I've found even wild EWS will learn to trust you if you spend enough quiet time near them and offer occasional mealworms or other food treats. Some will take food from your hand and even let you pet them.

Another couple of photos of Wriggles to show how tame she was :





play time for her, she loved crawling all over me.





Another of her favour places for a snuggle.


----------



## BredliFreak (Mar 28, 2016)

Kingofnobbysinoz  Wriggles is gorgeous!


----------



## kingofnobbys (Mar 28, 2016)

BredliFreak said:


> Kingofnobbysinoz  Wriggles is gorgeous!


 She was very beautiful and had a wonderful personality and was always very inquisitive , and had very sweet nature.

She was every bit as people orientated and as tame as many bluetongues and beardies become.

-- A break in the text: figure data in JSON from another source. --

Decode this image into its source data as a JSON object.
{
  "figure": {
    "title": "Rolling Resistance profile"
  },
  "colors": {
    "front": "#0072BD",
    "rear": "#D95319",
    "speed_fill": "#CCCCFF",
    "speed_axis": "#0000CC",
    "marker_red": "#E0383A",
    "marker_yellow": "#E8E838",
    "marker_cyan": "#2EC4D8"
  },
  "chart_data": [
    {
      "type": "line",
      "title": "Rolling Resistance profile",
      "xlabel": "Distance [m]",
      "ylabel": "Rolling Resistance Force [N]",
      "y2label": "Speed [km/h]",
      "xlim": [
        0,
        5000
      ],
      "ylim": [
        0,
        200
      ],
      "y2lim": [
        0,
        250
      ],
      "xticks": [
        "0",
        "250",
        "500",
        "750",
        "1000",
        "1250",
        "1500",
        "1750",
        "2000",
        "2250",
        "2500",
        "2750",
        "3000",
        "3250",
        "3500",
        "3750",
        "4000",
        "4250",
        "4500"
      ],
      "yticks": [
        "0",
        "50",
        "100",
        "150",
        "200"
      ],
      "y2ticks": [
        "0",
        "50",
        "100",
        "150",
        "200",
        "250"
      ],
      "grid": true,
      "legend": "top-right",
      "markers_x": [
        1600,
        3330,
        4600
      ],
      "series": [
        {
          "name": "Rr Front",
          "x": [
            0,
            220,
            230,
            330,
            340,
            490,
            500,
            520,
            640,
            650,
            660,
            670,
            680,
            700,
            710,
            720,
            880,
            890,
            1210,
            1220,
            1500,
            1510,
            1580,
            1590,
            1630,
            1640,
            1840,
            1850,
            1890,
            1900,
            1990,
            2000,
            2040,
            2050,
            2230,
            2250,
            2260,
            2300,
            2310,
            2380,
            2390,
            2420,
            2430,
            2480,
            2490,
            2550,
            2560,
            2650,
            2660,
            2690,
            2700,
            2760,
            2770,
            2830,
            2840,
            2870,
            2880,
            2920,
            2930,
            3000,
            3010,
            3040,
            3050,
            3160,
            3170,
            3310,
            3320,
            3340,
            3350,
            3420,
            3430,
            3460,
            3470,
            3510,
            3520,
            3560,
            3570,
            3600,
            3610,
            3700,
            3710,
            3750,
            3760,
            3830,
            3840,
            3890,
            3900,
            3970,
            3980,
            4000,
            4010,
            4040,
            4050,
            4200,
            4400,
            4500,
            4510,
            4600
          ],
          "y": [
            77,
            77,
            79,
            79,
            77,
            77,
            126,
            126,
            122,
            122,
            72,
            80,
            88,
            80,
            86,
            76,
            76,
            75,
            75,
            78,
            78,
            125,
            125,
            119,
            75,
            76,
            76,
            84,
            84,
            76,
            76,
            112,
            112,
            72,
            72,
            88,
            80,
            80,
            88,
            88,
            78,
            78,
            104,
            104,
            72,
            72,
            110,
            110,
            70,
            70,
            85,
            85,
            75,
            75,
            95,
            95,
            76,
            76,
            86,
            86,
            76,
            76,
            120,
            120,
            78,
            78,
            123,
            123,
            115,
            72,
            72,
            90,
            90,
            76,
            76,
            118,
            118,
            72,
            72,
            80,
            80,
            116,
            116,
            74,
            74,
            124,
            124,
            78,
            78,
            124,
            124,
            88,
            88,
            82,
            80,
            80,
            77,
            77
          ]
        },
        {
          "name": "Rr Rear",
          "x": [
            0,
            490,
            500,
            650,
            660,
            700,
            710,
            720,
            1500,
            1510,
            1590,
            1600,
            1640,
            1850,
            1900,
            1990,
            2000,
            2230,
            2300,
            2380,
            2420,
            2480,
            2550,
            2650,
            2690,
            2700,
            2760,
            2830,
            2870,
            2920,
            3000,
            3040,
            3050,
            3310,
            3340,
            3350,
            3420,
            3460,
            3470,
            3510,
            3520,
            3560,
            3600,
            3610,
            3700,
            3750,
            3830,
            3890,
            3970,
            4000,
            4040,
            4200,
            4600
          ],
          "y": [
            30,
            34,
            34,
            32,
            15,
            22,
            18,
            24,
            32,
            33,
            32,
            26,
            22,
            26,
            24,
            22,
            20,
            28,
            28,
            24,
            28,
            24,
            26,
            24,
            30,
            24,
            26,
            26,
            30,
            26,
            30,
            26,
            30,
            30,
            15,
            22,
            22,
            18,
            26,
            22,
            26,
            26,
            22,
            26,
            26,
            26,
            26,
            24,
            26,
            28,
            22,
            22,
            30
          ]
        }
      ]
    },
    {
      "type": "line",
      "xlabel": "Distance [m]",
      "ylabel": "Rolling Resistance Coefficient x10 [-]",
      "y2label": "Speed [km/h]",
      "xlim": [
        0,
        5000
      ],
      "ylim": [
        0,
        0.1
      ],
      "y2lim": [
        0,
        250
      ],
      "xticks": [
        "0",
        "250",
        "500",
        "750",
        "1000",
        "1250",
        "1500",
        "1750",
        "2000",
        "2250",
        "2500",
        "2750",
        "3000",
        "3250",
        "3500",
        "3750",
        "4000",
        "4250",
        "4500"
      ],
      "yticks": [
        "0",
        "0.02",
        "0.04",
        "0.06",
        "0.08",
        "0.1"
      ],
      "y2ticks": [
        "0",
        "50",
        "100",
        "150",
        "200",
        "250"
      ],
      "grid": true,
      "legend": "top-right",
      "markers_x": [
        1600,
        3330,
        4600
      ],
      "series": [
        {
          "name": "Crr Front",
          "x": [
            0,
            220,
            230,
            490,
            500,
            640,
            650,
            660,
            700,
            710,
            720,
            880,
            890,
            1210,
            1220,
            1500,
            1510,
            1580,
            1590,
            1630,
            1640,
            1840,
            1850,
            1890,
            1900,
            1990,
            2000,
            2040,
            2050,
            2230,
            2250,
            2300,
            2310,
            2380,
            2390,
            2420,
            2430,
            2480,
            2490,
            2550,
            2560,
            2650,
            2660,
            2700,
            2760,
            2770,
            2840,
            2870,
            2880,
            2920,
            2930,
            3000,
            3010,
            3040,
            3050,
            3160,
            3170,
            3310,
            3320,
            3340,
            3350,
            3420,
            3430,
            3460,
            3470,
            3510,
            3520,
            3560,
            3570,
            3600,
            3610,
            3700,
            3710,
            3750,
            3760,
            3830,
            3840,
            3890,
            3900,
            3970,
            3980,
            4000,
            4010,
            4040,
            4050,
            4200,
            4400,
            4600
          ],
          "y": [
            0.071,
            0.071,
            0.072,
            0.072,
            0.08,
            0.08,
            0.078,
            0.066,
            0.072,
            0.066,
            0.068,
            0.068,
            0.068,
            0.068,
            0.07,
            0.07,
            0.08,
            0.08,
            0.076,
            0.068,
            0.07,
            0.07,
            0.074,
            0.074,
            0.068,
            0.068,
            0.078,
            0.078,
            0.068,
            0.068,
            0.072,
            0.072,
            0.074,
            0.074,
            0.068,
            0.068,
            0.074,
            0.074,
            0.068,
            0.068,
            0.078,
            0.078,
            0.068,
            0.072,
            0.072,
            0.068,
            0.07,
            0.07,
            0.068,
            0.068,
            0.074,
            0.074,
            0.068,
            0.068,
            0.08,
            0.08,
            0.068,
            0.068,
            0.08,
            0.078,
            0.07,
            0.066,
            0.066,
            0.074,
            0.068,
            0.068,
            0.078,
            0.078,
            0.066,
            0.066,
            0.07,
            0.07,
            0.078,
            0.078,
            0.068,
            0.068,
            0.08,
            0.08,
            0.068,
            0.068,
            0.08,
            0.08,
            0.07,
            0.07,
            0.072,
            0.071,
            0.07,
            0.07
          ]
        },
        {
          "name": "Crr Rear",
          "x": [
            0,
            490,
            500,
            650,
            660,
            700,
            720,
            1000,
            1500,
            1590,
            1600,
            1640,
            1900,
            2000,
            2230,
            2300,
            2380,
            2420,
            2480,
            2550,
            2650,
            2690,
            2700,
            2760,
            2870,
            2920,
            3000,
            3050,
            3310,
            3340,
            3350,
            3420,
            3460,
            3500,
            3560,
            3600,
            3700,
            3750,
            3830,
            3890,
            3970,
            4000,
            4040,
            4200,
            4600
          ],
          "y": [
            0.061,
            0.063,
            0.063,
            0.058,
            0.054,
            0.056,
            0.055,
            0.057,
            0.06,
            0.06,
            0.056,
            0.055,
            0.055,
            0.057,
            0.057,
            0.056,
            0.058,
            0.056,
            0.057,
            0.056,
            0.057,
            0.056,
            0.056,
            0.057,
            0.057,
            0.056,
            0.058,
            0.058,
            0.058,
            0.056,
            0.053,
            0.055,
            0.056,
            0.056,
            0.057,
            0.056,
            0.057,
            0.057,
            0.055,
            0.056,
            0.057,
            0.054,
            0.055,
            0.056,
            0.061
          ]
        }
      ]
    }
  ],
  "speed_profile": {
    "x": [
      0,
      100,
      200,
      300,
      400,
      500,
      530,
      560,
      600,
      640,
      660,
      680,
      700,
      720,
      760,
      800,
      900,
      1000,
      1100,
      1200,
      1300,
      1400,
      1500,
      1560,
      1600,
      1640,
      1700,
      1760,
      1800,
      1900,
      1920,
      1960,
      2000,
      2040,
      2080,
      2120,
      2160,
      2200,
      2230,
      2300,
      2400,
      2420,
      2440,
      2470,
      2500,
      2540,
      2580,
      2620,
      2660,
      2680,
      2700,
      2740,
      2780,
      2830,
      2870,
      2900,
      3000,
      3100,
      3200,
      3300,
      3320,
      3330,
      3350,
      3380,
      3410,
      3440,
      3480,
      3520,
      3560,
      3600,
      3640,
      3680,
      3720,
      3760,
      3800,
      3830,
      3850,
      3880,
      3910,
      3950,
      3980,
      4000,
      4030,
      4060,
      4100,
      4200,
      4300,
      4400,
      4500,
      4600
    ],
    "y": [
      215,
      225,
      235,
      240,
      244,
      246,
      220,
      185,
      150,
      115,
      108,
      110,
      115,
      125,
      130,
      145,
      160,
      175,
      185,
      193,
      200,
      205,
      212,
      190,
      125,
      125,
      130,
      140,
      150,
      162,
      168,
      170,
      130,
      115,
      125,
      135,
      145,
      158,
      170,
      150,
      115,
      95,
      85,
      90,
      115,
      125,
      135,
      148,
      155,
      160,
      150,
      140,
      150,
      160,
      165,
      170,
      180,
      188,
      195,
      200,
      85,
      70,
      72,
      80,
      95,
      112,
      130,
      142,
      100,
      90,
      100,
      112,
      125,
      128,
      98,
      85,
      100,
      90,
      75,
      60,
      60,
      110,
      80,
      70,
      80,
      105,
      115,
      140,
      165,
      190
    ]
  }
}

I'd buy another (a couple or 3 baby or juvenile EWS) from the guy in Sydney , only it's such a long drive there and back and I detest getting around to go anywhere in Sydney. I'll just have to wait for a EWS breeder nearer to home (Newcastle) to have a few up for sale , in the mean time I have my hands full with my two very active and hungry 19 week old beardie hatchlings and Rex my big 3.5 yo lady beardie.
I'll just have satisfy myself with my encounters with the tribe of wild EWSs and the two colonies of little delicate garden skinks who live around and under my house and in my garage and garden.


----------



## Evil_Birdy (Apr 4, 2016)

Thank you. I will definitely be getting an EWS as soon as we move to the new house and have enough room. Wriggles was gorgeous. I would love to have one lust like her, I hope you can find some more for yourself soon, a Wriggles the second.


----------